The Commission’s draft decision is certainly not ideal for cranberry marketers. While cranberry products sold as food supplements remain on the market, as noted above, the European Food Safety Authority and the European Commission have rejected various health claims for cranberries. Therefore, manufacturers now have their hands strictly tied in relation to what they can and cannot say about cranberry products.
The EU’s 28 Member States have been asked to comment on the draft decision, following which, the draft Decision will be forwarded to the European Parliament and the Council of the European Union for review. Following the same, the draft Decision will then be adopted, amended or withdrawn by the European Commission. If adopted, the draft Decision will enter into force on the 20th day following its publication in the Official Journal of the European Union. It is currently unknown as to whether any Member States will be sufficiently disgruntled to appeal the decision, if implemented, to the General Court.

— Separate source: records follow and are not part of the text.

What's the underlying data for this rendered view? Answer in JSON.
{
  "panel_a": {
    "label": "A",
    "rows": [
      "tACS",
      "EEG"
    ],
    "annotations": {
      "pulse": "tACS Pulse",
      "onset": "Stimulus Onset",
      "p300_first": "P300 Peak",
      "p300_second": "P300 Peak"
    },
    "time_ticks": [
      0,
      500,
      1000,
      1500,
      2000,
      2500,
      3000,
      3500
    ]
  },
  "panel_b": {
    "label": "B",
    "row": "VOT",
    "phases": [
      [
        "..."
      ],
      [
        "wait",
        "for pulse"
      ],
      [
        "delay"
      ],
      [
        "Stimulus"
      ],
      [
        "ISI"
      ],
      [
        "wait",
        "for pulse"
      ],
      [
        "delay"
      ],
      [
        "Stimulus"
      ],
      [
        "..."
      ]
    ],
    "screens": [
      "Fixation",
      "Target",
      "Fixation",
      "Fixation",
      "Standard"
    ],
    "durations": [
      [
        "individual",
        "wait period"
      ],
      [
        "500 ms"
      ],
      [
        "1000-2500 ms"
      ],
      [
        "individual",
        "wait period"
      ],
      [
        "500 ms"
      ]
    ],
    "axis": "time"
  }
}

It will be interesting to see whether this decision will prompt further referrals to the European Commission to consider borderline medical device issues. It also remains to be seen how industries will react to the use by Member States of this ‘dormant’ procedure to resolve conflicts on the classification of borderline products. On one hand, it leads to the harmonisation of a specific product which is then freely commercialised under one single regulatory framework. But on the other hand, this procedure lays an additional burdensome process to overcome before borderline products can be placed on the EU market and therefore causes unavoidable delays.